“Reflection: It is presumably a bad thing to look through articles, reviews, etc. to find one’s own name. Yet I often do.”
~Virginia Woolf, A Writer’s Diary
While reading through Woolf’s diary, it’s easy to conclude: It’s good Virginia Woolf did not live in the time of Google or Amazon Reviews.
Because, holy moly! The girl was pretty obsessed with reading her own reviews. There’s a distinct pattern that emerges in her diary that goes something like this:
- Write book. (In this stage she gives her progress reports, seems perky, debates difficulties that appear in the piece)

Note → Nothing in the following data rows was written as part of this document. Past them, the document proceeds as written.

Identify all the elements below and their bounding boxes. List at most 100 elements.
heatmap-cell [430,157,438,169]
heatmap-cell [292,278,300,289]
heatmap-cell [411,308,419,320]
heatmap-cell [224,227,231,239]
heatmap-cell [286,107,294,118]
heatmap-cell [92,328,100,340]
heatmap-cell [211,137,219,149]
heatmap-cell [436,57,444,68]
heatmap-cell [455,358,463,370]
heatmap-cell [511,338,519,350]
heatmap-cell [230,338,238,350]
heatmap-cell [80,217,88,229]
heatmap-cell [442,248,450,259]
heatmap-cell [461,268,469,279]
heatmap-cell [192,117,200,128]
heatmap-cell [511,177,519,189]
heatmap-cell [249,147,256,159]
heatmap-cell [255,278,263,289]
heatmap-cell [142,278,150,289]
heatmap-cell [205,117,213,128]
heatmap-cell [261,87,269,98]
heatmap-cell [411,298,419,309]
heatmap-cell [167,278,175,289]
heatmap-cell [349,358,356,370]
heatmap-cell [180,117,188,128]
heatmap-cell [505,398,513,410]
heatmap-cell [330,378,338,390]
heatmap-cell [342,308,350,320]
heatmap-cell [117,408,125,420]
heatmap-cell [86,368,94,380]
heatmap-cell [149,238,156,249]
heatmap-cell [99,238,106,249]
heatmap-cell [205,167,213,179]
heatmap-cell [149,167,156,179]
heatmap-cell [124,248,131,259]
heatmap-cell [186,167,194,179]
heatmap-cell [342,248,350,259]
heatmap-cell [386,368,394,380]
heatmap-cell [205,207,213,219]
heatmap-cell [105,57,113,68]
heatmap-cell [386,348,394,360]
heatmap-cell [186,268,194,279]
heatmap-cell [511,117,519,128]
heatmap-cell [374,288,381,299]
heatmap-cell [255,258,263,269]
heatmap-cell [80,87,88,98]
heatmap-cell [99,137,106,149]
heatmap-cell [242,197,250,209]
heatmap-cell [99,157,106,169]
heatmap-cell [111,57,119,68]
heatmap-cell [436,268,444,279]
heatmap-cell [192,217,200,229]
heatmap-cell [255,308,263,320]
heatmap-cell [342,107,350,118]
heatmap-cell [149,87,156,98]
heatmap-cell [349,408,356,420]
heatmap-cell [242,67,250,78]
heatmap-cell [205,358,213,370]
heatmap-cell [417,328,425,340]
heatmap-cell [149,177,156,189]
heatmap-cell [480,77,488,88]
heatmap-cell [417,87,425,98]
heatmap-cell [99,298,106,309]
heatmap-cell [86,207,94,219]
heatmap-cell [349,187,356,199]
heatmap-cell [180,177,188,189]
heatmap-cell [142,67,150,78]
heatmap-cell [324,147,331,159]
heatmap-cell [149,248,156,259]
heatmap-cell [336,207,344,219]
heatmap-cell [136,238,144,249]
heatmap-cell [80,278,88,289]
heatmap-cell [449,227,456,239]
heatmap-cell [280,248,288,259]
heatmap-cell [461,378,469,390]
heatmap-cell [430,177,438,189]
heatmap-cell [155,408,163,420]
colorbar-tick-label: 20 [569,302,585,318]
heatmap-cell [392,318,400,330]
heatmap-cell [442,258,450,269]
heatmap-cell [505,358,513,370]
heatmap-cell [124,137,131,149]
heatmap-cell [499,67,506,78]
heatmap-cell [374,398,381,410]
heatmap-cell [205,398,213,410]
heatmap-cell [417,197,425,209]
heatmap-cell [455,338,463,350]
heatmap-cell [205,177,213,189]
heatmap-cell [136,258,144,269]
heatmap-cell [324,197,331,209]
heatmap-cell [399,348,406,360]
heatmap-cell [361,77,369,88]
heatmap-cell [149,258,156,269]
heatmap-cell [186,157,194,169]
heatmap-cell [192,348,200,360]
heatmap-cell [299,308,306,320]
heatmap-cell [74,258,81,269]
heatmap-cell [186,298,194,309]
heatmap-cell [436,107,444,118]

- Finishes draft. (In this stage she gives a big sigh of relief, doubts start cropping up, she makes plans for revision.)
- Revision. (Much more debate about pros and cons of piece, doubt, doubt, doubt, then she thinks it’s not as bad as she thought, reassures herself that she is writing solely for herself and doesn’t care what other people think, gives lowball number of expected sales.)
- Goes to Leonard, her husband. (Much nail biting.)
- Leonard sounds off, usually positively (Rejoicing!)
- The book comes out. (More nail biting. More assurances that she writes for herself and knows her own mind. She starts tracking sales numbers)
- Reviews come out. (Generally much rejoicing because she’s a super-genius, person A was positive, person B was colder, there’s no writing during this time, she freezes and reads and reads and reads all about what people say about her…eventually she falls into a funk, sometimes talks herself out with sales numbers)
- After much self-talk she gets it back in gear and works on her next book…back to step 1.
And if she was struggling with a book? Multiply all of those emotional reactions times ten. Yeah, I think it’s best that she wrote when she did. Google and Amazon would not do her any favors. And Goodreads? Where the whole point is that everyone sounds off on what they read? She’d never be off the internet!